Il grande montatore Jacopo Quadri dedica un documentario alla leggendaria edizione del 1975 della Biennale Teatro di Venezia diretta da Luca Ronconi.

Figlio del celebre critico Franco e da tempo annoverato tra i maggiori montatori del cinema italiano contemporaneo, Jacopo Quadri da qualche tempo a questa parte ha iniziato a realizzare da regista degli ottimi documentari: e dopo La scuola di estate, Il paese dove gli alberi volano, co-diretto con Davide Barletta, Lorella e Brunello, e Ultimina, nel 2022 Quadri ha presentato due lavori di documentario, entrambi di argomento teatrale, come del resto già Il paese dove gli alberi volano, incentrato sull’esperienza dell’Odin Teatret di Eugenio Barba.

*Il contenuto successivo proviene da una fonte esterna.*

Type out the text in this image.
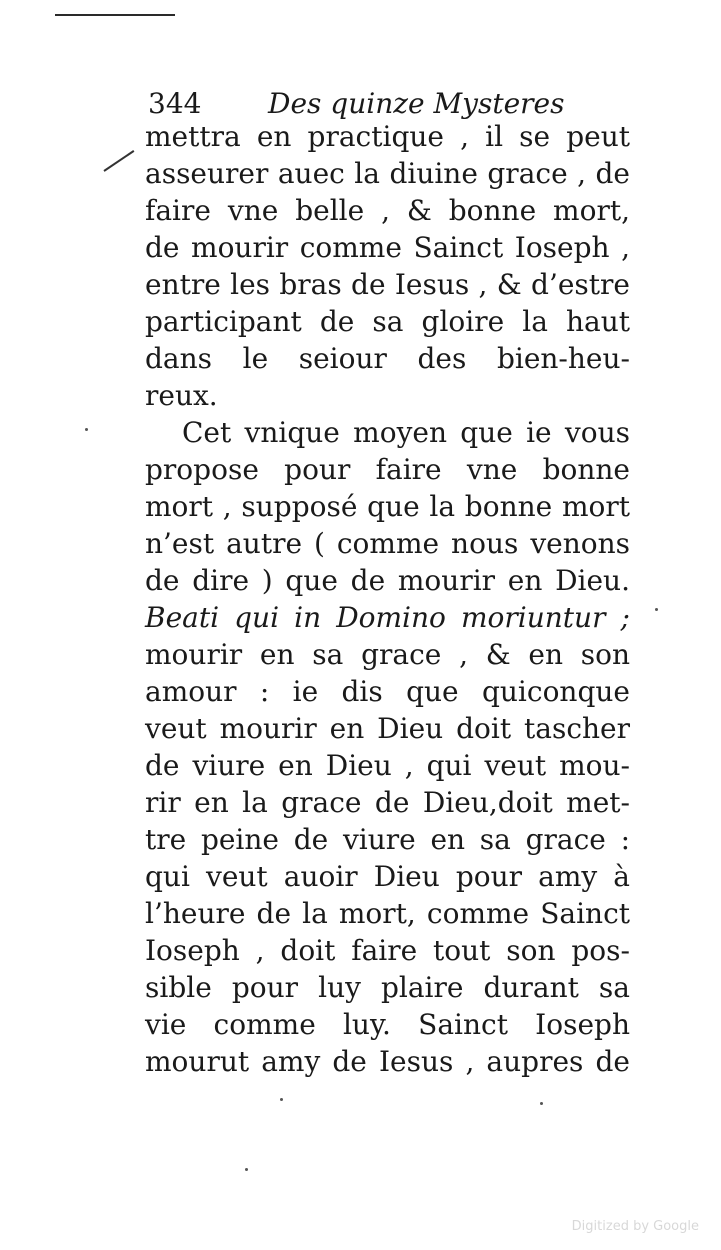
344 Des quinze Mysteres
mettra en practique , il se peut
asseurer auec la diuine grace , de
faire vne belle , & bonne mort,
de mourir comme Sainct Ioseph ,
entre les bras de Iesus , & d’estre
participant de sa gloire la haut
dans le seiour des bien-heu-
reux.
Cet vnique moyen que ie vous
propose pour faire vne bonne
mort , supposé que la bonne mort
n’est autre ( comme nous venons
de dire ) que de mourir en Dieu.
Beati qui in Domino moriuntur ;
mourir en sa grace , & en son
amour : ie dis que quiconque
veut mourir en Dieu doit tascher
de viure en Dieu , qui veut mou-
rir en la grace de Dieu,doit met-
tre peine de viure en sa grace :
qui veut auoir Dieu pour amy à
l’heure de la mort, comme Sainct
Ioseph , doit faire tout son pos-
sible pour luy plaire durant sa
vie comme luy. Sainct Ioseph
mourut amy de Iesus , aupres de
Digitized by Google
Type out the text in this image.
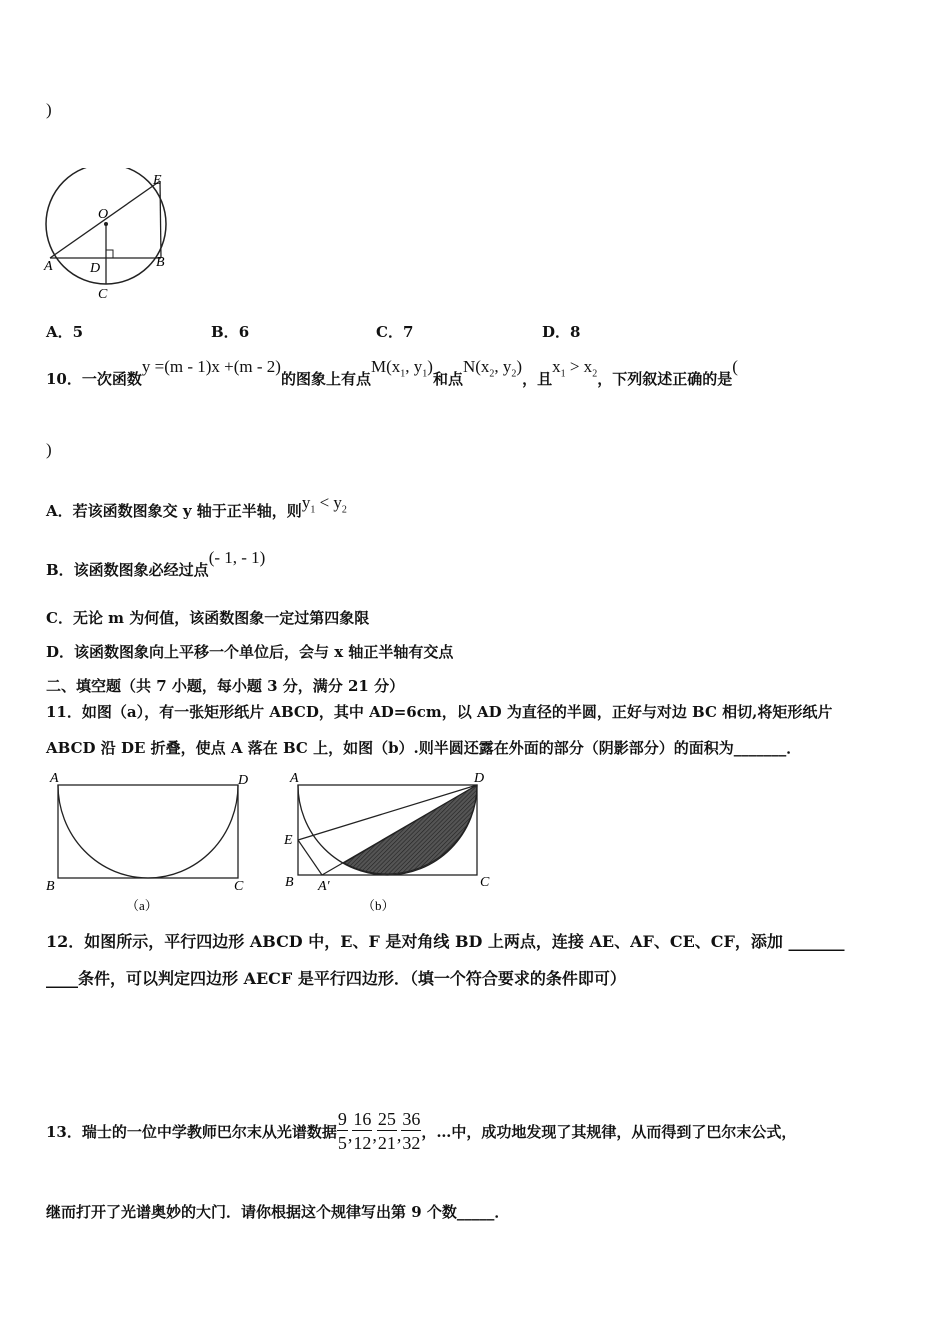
)
O
E
A	D	B
C
A．5	B．6	C．7	D．8
10．一次函数y =(m - 1)x +(m - 2)的图象上有点$M(x_1$, $y_1$)和点$N(x_2$, $y_2$)，且$x_1 > x_2$，下列叙述正确的是(
)
A．若该函数图象交 y 轴于正半轴，则$y_1 < y_2$
B．该函数图象必经过点(- 1, - 1)
C．无论 m 为何值，该函数图象一定过第四象限
D．该函数图象向上平移一个单位后，会与 x 轴正半轴有交点
二、填空题（共 7 小题，每小题 3 分，满分 21 分）
11．如图（a），有一张矩形纸片 ABCD，其中 AD=6cm，以 AD 为直径的半圆，正好与对边 BC 相切,将矩形纸片
ABCD 沿 DE 折叠，使点 A 落在 BC 上，如图（b）.则半圆还露在外面的部分（阴影部分）的面积为_______．
A	D
B	C
（a）
A	D
E
B A′	C
（b）
12．如图所示，平行四边形 ABCD 中，E、F 是对角线 BD 上两点，连接 AE、AF、CE、CF，添加 _______
____条件，可以判定四边形 AECF 是平行四边形．（填一个符合要求的条件即可）
13．瑞士的一位中学教师巴尔末从光谱数据 $\frac{9}{5}$ , $\frac{16}{12}$ , $\frac{25}{21}$ , $\frac{36}{32}$ ，…中，成功地发现了其规律，从而得到了巴尔末公式，
继而打开了光谱奥妙的大门．请你根据这个规律写出第 9 个数_____．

Alle Giornate degli Autori della Biennale di Venezia ha debuttato Siamo qui per provare, una co-regia con la direttrice della fotografia e fotografa di scena Greta De Lazzaris, dove documentava una frase di transizione del percorso artistico del duo teatrale composto da Daria Deflorian e Antonio Tagliari. 75 – Biennale Ronconi Venezia, che debutta adesso alla Festa del Cinema di Roma, si concentra invece sull’edizione del 1975 della Biennale Teatro diretta da Luca Ronconi, che nell’occasione trasformò lo storico festival veneziano in un vero e proprio laboratorio a prove aperte dove confluì l’avanguardia teatrale italiana ed europea di quegli anni. Nomi come Peter Brook, Living Theatre, Jerzy Grotowski, Ariane Mnouchkine, Meredith Monk, Andrei Serban, Giuliano Scabia, Dacia Maraini, Robert Wilson confluirono nel capoluogo veneto per una delle più significative edizioni di tutta la storia della Biennale Teatro, una delle più seguite tanto dalla stampa quanto dal pubblico generico.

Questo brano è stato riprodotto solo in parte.